The book I'm reading right now is ... Stephen Fry's Paperweight. A collection of dip-in-and-out offerings from the man with the unmatched genius at writing brilliantly about nothing. The last collection of columns I read was What the Dog Saw by The New Yorker's Malcolm Gladwell. Loved it, but my brain still hurts. This is less demanding.

The book I want to read next is ... Sam Hunt's Backroads. I enjoyed his most recent book of poems Doubtless but I look forward to Backroads to provide some of the backdrop to many of his most well-known poems. All I've glimpsed at so far is an extraordinary interchange of gritty passionate poems from 1968 between Sam and James K Baxter.
They're on fire.

The book that changed me is ... I'm not on my own here ... Tuesdays with Morrie by Mitch Albom - a small book that points to everything that's important in life. The perspective of a dying professor talking to a former student, assisting us all to get to grips with what we shouldn't waste time doing while we're living.
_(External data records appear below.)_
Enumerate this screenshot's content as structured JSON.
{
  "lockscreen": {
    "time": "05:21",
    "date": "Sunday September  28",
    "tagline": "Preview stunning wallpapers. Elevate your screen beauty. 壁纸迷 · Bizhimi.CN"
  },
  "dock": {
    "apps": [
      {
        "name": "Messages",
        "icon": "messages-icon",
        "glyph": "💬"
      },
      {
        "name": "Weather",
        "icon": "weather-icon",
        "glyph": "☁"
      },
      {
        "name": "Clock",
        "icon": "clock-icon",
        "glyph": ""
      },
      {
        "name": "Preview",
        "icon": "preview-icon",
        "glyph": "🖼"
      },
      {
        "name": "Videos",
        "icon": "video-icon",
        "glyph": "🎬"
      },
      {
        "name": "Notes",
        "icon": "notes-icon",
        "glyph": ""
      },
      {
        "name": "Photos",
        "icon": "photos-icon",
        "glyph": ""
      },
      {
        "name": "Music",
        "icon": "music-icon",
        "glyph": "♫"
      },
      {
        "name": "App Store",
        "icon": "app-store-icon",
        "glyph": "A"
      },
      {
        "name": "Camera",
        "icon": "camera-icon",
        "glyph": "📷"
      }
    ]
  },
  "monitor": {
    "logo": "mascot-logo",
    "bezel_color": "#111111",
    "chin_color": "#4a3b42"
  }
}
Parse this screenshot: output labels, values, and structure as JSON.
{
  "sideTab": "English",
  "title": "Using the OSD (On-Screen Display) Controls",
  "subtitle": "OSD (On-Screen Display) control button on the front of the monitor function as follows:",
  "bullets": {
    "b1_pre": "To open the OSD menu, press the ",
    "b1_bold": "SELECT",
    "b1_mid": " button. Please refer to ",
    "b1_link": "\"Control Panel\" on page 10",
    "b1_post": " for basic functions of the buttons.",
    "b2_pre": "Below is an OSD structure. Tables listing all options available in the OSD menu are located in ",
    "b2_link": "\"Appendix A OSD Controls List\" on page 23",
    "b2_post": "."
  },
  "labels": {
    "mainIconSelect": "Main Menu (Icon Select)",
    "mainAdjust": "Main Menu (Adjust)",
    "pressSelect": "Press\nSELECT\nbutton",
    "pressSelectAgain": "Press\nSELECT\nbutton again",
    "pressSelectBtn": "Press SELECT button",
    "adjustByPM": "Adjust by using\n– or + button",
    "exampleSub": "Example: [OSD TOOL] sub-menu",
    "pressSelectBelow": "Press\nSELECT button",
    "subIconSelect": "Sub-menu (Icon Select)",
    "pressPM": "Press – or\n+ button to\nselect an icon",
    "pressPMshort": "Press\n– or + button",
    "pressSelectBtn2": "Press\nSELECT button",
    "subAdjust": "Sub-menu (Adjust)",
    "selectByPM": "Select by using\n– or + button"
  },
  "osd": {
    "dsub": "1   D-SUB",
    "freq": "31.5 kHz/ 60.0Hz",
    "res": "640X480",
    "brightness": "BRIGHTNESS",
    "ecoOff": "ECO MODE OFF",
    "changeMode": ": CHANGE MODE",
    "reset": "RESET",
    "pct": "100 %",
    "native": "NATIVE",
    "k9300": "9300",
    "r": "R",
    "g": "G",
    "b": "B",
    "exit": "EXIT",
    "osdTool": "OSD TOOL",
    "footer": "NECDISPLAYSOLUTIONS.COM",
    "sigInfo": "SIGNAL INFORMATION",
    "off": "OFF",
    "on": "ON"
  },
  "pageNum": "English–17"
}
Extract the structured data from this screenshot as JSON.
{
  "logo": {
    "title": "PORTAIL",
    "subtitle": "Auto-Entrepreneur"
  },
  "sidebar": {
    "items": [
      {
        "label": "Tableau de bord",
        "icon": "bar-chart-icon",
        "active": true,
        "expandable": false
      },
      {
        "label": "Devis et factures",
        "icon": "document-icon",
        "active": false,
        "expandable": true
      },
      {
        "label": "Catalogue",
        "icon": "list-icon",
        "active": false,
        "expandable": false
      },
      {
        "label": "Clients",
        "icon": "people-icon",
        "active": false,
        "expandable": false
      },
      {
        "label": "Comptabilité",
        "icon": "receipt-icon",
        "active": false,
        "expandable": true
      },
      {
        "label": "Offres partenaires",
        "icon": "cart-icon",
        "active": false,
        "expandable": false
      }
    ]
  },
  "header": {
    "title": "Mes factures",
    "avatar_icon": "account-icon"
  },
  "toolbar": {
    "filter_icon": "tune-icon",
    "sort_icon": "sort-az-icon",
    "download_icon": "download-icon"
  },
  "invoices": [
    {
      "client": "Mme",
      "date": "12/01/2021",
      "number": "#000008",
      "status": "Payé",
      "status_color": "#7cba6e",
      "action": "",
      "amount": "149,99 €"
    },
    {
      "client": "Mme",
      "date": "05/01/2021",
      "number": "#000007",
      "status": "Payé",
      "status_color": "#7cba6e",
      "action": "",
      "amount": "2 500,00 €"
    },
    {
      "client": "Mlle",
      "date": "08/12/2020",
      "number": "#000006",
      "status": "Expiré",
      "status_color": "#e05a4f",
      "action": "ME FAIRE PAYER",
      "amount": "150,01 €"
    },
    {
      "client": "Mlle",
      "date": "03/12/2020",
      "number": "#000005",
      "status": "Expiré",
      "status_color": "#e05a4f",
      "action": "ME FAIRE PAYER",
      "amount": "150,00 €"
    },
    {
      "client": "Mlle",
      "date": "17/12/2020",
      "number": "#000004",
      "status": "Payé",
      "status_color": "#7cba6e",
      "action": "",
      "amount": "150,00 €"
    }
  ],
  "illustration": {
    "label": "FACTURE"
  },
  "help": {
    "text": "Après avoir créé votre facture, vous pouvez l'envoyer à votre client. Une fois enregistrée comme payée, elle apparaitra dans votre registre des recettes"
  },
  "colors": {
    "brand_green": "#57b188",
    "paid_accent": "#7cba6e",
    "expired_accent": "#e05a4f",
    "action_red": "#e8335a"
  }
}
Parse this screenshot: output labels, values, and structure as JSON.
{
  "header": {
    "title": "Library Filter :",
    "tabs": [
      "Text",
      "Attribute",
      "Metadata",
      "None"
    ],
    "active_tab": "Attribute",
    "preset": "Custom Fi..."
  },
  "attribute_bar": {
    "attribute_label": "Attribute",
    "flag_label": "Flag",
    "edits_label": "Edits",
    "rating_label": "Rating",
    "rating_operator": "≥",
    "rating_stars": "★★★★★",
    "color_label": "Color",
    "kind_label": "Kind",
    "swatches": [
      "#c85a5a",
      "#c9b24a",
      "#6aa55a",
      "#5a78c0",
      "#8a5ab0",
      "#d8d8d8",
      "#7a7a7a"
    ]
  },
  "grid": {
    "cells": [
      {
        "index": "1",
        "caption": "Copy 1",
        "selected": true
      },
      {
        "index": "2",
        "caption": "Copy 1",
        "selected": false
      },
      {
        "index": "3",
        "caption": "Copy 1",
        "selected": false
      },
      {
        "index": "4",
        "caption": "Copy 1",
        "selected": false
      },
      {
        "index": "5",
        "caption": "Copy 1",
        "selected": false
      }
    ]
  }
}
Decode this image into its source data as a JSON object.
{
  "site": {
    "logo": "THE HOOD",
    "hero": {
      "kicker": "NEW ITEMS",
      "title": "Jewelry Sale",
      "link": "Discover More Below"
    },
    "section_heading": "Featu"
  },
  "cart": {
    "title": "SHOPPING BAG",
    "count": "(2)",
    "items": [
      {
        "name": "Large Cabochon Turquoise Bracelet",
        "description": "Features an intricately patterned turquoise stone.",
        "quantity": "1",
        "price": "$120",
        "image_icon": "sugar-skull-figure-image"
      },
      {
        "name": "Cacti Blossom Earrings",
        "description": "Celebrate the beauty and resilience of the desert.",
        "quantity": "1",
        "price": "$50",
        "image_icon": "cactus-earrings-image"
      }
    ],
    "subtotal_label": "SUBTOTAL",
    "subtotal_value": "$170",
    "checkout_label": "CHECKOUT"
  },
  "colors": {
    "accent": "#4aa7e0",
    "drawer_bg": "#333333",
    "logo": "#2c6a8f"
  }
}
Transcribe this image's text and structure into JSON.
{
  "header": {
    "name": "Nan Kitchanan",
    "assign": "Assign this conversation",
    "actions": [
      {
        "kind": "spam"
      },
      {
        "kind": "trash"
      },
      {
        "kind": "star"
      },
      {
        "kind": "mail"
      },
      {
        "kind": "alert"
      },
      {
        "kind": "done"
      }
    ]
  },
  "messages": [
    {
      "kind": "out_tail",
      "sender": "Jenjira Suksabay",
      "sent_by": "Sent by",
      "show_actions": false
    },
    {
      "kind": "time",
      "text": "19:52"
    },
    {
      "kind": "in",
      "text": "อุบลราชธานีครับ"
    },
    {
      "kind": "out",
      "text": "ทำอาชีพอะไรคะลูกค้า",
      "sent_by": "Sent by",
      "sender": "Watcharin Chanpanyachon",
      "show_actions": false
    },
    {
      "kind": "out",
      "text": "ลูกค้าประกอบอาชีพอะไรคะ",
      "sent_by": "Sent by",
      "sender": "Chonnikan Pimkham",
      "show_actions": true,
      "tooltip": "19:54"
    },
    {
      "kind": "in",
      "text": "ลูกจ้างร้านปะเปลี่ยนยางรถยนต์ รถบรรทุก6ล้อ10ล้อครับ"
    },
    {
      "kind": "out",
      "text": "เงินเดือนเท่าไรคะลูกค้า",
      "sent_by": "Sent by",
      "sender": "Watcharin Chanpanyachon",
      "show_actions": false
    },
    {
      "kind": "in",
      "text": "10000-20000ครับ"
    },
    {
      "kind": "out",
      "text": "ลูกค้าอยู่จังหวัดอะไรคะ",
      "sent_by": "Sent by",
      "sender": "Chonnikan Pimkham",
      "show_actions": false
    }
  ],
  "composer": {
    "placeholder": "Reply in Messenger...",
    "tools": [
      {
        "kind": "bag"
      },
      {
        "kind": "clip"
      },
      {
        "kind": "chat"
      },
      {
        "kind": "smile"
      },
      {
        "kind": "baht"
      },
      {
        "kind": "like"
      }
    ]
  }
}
I was delighted last year to receive Albom's non-fiction follow-up Have A Little Faith with a personal message scribbled from the author beginning with: "From one media member to another ..." I felt honoured.

The book I wish I'd never read is ... It would have to be one of the dozens of textbooks I read at school that taught me nothing of use, and I still wonder why we wasted our precious learning hours on them. I'll opt for Lambourne's Chemistry which, among other things, explained the Solvay process for extractings. Handy.